Meski konten yang dihasilkan sebagian masyarakat perdesaan ini kerap tidak menarik perhatian khalayak, sebaliknya tetap ada anggapan bahwa ini menjadi peluang yang menjanjikan. Pada gilirannya akan berpotensi menciptakan pergeseran nilai-nilai kerja yang cenderung mengandalkan kerja instan.
"Jika nilai kerja instan ini diduplikasi oleh generasi setelahnya, mereka akan tumbuh menjadi masyarakat yang tidak produktif,” sebut Yusar.
Dalam konteks yang lebih jauh, kekhawatiran terbesar Yusar adalah menurunnya produktivitas masyarakat desa. Dalam banyak kasus, waktu yang semestinya digunakan untuk bekerja atau beraktivitas produktif justru terbuang sia-sia. Misalnya, dihabiskan untuk membuat atau menonton konten hiburan.
"Meski saluran pendidikan formal telah masuk ke pedesaan, bagaimanapun hiburan dari media sosial telah merasuki masyarakat desa. Hal ini berpotensi mengancam produktivitas mereka," jelas Yusar.
Kehilangan waktu produktif ini berpotensi berdampak buruk pada kualitas hidup masyarakat desa yang pada akhirnya juga akan mempengaruhi sumber daya manusia mereka. Jika masyarakat desa lebih banyak menghabiskan waktu untuk berselancar di media sosial, alih-alih bekerja atau mengembangkan keterampilan lebih berguna, kualitas hidup mereka dapat menurun.
Perlunya Regulasi Bermedia Sosial
Kondisi ini tentu menjadi tantangan besar dalam meningkatkan kesejahteraan dan pembangunan di daerah pedesaan. Dalam ekosistem media sosial yang menyerupai hutan belantara dengan anonimitas tinggi, perilaku pengguna sering kali sulit dikendalikan.
"Alternatif yang mungkin adalah pembatasan terhadap konten yang layak tayang atau tidak. Namun, ini tentu bukan tugas mudah," tegas Yusar.
Dampak ke depannya selayaknya menjadi tanggung jawab besar bagi pemerintah beserta seluruh pemangku kepentingan.
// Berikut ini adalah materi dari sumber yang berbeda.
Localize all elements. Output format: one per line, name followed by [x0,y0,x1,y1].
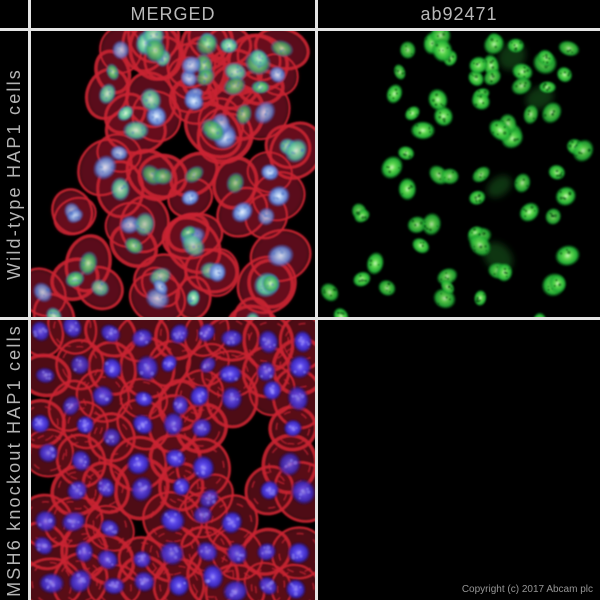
divider-vertical-labels [28,0,31,600]
row-label-msh6-knockout-text: MSH6 knockout HAP1 cells [3,323,24,597]
panel-ab92471-msh6-knockout-blank: Copyright (c) 2017 Abcam plc [318,320,600,600]
panel-ab92471-wildtype-image [318,31,600,317]
divider-horizontal-header [0,28,600,31]
column-header-merged: MERGED [130,4,216,24]
row-label-wildtype-text: Wild-type HAP1 cells [3,67,24,281]
divider-vertical-columns [315,0,318,600]
row-label-wildtype: Wild-type HAP1 cells [0,31,28,317]
panel-merged-msh6-knockout-image [31,320,315,600]
divider-horizontal-rows [0,317,600,320]
column-header-ab92471: ab92471 [420,4,498,24]
copyright-text: Copyright (c) 2017 Abcam plc [461,584,593,595]
row-label-msh6-knockout: MSH6 knockout HAP1 cells [0,320,28,600]
panel-merged-wildtype-image [31,31,315,317]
Di tengah beragam preferensi masyarakat, regulasi harus menciptakan keseimbangan antara kebebasan berekspresi dan perlindungan terhadap hak-hak individu lainnya.
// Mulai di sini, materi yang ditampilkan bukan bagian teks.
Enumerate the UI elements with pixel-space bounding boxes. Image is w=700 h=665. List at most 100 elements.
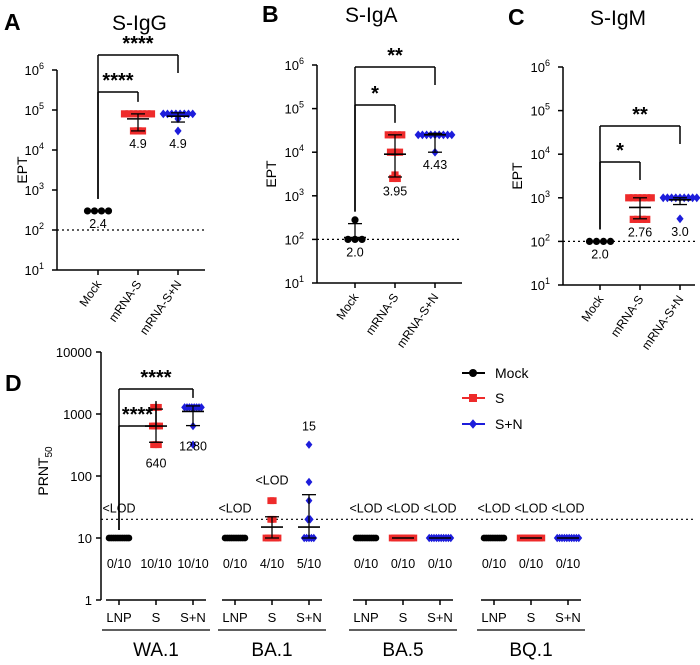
fraction-label: 4/10 bbox=[260, 557, 284, 571]
sig-stars: * bbox=[616, 140, 624, 162]
group-label: BQ.1 bbox=[509, 640, 552, 661]
panel-letter: D bbox=[5, 370, 22, 396]
fraction-label: 0/10 bbox=[428, 557, 452, 571]
fraction-label: 10/10 bbox=[177, 557, 208, 571]
value-label: 3.0 bbox=[671, 225, 688, 239]
y-tick-label: 101 bbox=[531, 276, 550, 293]
x-tick-label: mRNA-S+N bbox=[639, 293, 687, 353]
y-tick-exponent: 3 bbox=[545, 189, 550, 199]
value-label: 2.76 bbox=[628, 225, 652, 239]
data-point-mrna-s bbox=[125, 110, 133, 118]
panel-title: S-IgA bbox=[345, 4, 398, 27]
data-point-mrna-s bbox=[647, 194, 655, 202]
legend-marker-s bbox=[469, 394, 477, 402]
y-tick-exponent: 3 bbox=[299, 187, 304, 197]
fraction-label: 0/10 bbox=[223, 557, 247, 571]
y-tick-exponent: 2 bbox=[39, 221, 44, 231]
data-point-mrna-s+n bbox=[174, 126, 182, 136]
data-point-mrna-s+n bbox=[189, 109, 197, 119]
x-subcategory-label: LNP bbox=[481, 610, 506, 625]
y-tick-exponent: 1 bbox=[545, 276, 550, 286]
data-point-snn bbox=[189, 440, 197, 449]
data-point-mrna-s bbox=[143, 110, 151, 118]
y-tick-label: 104 bbox=[531, 145, 550, 162]
y-tick-exponent: 4 bbox=[39, 141, 44, 151]
y-tick-label: 101 bbox=[25, 261, 44, 278]
panel-letter: B bbox=[262, 1, 279, 27]
y-tick-exponent: 1 bbox=[39, 261, 44, 271]
value-label: <LOD bbox=[386, 501, 419, 515]
value-label: <LOD bbox=[423, 501, 456, 515]
x-tick-label: mRNA-S+N bbox=[394, 291, 442, 351]
value-label: <LOD bbox=[349, 501, 382, 515]
x-subcategory-label: S bbox=[152, 610, 161, 625]
legend-marker-mock bbox=[469, 369, 477, 377]
x-subcategory-label: S bbox=[527, 610, 536, 625]
legend-label: Mock bbox=[495, 365, 529, 381]
y-tick-exponent: 3 bbox=[39, 181, 44, 191]
value-label: <LOD bbox=[514, 501, 547, 515]
value-label: 4.43 bbox=[423, 158, 447, 172]
x-tick-label: Mock bbox=[77, 277, 105, 309]
value-label: 2.4 bbox=[89, 217, 106, 231]
y-tick-label: 104 bbox=[25, 141, 44, 158]
x-tick-label: mRNA-S+N bbox=[137, 278, 185, 338]
sig-stars: **** bbox=[102, 70, 133, 92]
fraction-label: 0/10 bbox=[354, 557, 378, 571]
y-axis-label-subscript: 50 bbox=[44, 446, 55, 458]
data-point-mrna-s+n bbox=[448, 130, 456, 140]
legend-marker-snn bbox=[469, 419, 477, 429]
y-tick-exponent: 4 bbox=[299, 143, 304, 153]
data-point-mrna-s bbox=[386, 148, 395, 156]
y-tick-exponent: 6 bbox=[39, 61, 44, 71]
y-tick-label: 102 bbox=[25, 221, 44, 238]
data-point-mock bbox=[351, 216, 359, 224]
data-point-mrna-s+n bbox=[693, 193, 700, 203]
value-label: 2.0 bbox=[591, 247, 608, 261]
y-tick-label: 1 bbox=[85, 593, 92, 608]
y-tick-label: 10 bbox=[78, 531, 92, 546]
x-subcategory-label: LNP bbox=[222, 610, 247, 625]
y-tick-label: 100 bbox=[70, 469, 92, 484]
y-tick-label: 105 bbox=[25, 101, 44, 118]
data-point-s bbox=[269, 497, 277, 505]
x-tick-label: Mock bbox=[579, 292, 607, 324]
sig-stars: ** bbox=[632, 104, 648, 126]
sig-stars: **** bbox=[122, 404, 153, 426]
fraction-label: 0/10 bbox=[556, 557, 580, 571]
x-tick-label: mRNA-S bbox=[106, 278, 145, 325]
data-point-mrna-s bbox=[147, 110, 156, 118]
group-label: BA.5 bbox=[382, 640, 423, 661]
x-subcategory-label: S bbox=[399, 610, 408, 625]
group-label: WA.1 bbox=[133, 640, 179, 661]
value-label: <LOD bbox=[551, 501, 584, 515]
value-label: 4.9 bbox=[129, 137, 146, 151]
x-subcategory-label: S+N bbox=[296, 610, 322, 625]
y-tick-exponent: 1 bbox=[299, 274, 304, 284]
panel-letter: C bbox=[508, 4, 525, 30]
panel-letter: A bbox=[4, 9, 21, 35]
y-tick-exponent: 6 bbox=[545, 58, 550, 68]
data-point-mrna-s bbox=[625, 194, 633, 202]
y-tick-label: 106 bbox=[25, 61, 44, 78]
y-tick-label: 103 bbox=[531, 189, 550, 206]
x-subcategory-label: S bbox=[268, 610, 277, 625]
fraction-label: 5/10 bbox=[297, 557, 321, 571]
sig-stars: ** bbox=[387, 45, 403, 67]
value-label: <LOD bbox=[255, 474, 288, 488]
fraction-label: 10/10 bbox=[140, 557, 171, 571]
value-label: <LOD bbox=[477, 501, 510, 515]
panel-title: S-IgM bbox=[590, 7, 646, 30]
sig-stars: **** bbox=[122, 33, 153, 55]
legend-label: S bbox=[495, 390, 504, 406]
y-tick-label: 106 bbox=[531, 58, 550, 75]
y-tick-exponent: 2 bbox=[545, 232, 550, 242]
value-label: 4.9 bbox=[169, 137, 186, 151]
group-label: BA.1 bbox=[251, 640, 292, 661]
data-point-s bbox=[155, 441, 162, 449]
y-tick-label: 102 bbox=[285, 230, 304, 247]
value-label: 640 bbox=[146, 456, 167, 470]
y-axis-label: EPT bbox=[14, 156, 30, 184]
data-point-mrna-s+n bbox=[444, 130, 452, 140]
Regulasi yang terlalu ketat berisiko menghambat kreativitas, sedangkan regulasi terlalu longgar dapat memicu penyebaran hoaks, ujaran kebencian, dan konten negatif lainnya. Solusi ideal adalah menciptakan ekosistem digital yang sehat, di mana masyarakat dapat bebas berekspresi namun tetap bertanggung jawab.
Dengan regulasi yang tepat, media sosial dapat menjadi ruang lebih aman dan produktif, tanpa mengabaikan keberagaman budaya serta dinamika masyarakat yang terus berkembang. Banyak negara sudah melakukannya. Uni Eropa, Norwegia, Italia, Belanda, dan Belgia ada di antaranya.
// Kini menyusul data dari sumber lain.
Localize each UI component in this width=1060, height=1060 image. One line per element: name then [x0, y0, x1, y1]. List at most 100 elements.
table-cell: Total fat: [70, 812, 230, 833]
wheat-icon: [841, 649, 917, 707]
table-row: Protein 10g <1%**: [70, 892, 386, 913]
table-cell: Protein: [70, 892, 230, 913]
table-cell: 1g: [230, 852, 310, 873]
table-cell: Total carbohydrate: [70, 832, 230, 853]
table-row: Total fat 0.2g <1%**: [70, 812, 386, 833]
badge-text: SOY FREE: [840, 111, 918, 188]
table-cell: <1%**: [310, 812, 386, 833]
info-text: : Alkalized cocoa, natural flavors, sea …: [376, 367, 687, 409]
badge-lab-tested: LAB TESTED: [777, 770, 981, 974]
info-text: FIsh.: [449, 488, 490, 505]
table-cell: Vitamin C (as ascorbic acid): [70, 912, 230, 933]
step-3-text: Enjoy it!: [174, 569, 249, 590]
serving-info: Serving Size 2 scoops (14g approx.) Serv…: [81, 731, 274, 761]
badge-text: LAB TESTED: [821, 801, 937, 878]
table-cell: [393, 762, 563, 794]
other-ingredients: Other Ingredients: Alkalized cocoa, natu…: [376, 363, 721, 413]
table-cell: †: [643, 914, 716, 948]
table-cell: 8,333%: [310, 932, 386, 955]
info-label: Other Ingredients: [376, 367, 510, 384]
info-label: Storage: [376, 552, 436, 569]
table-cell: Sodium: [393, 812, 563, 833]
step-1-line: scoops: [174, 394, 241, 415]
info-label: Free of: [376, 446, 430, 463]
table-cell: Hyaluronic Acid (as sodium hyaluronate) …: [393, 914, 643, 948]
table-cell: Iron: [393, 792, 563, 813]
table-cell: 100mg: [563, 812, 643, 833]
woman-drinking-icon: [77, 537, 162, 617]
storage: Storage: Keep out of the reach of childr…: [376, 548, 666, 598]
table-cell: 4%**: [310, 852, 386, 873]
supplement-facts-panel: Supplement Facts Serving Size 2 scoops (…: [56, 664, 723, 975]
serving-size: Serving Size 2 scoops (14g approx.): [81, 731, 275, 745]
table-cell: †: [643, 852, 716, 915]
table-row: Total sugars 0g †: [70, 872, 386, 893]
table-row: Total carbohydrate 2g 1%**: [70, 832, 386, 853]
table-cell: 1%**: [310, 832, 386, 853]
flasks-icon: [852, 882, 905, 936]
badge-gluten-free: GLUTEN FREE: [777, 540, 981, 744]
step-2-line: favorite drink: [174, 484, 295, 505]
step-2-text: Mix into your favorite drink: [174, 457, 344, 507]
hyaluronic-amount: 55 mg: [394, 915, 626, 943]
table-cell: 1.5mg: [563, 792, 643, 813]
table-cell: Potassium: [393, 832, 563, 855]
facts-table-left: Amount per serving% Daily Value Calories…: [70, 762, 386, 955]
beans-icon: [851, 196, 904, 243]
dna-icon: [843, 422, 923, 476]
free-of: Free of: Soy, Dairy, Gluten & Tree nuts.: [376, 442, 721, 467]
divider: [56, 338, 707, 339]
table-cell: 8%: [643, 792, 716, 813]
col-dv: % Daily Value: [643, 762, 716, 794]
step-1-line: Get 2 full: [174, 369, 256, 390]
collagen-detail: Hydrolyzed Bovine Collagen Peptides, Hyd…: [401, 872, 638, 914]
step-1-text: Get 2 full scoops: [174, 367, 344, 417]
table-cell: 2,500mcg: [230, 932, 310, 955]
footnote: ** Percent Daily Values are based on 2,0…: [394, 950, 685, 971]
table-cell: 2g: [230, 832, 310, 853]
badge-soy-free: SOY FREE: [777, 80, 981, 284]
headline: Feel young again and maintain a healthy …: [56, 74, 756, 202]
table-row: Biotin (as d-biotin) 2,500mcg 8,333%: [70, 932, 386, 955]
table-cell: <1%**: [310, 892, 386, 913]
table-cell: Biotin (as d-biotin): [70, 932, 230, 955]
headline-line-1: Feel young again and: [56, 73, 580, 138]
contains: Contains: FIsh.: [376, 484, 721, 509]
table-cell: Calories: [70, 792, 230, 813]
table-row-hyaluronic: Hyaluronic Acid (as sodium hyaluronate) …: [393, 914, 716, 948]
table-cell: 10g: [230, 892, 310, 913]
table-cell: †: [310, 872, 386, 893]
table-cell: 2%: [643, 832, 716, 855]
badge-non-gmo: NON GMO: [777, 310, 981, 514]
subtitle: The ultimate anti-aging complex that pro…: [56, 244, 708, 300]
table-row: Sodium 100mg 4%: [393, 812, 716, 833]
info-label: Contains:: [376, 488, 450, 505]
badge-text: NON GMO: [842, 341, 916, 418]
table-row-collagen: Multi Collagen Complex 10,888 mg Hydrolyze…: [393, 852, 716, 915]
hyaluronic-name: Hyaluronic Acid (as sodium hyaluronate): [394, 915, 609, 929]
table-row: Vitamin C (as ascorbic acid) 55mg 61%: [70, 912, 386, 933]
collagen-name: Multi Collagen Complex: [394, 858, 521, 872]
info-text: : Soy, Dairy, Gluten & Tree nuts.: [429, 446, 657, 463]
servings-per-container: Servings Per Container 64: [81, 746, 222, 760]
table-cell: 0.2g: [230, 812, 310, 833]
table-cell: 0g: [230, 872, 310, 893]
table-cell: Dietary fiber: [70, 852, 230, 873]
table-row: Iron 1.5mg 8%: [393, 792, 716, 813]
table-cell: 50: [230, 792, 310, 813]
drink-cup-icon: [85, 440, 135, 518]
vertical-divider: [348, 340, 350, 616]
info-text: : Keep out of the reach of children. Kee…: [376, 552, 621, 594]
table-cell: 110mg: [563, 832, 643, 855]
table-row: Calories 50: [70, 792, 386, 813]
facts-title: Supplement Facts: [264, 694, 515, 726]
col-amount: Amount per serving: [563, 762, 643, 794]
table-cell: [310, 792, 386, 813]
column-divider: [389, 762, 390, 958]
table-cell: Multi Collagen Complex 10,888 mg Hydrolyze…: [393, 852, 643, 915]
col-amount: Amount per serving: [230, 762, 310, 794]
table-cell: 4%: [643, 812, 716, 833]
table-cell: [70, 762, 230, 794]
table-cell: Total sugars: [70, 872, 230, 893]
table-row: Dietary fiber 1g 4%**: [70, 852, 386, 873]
Dan, terbaru, apa yang dilakukan tetangga, negeri Kangguru terhadap pembatasan bagi anak bermedia sosial, bisa digugu dan ditiru. Kebijakan proteksionis terhadap calon pemimpin masa depan, bukan hal haram dilakukan. Konten receh, apalagi mengemis dengan kemasan berjoget, adalah hal berdampak buruk buat banyak orang.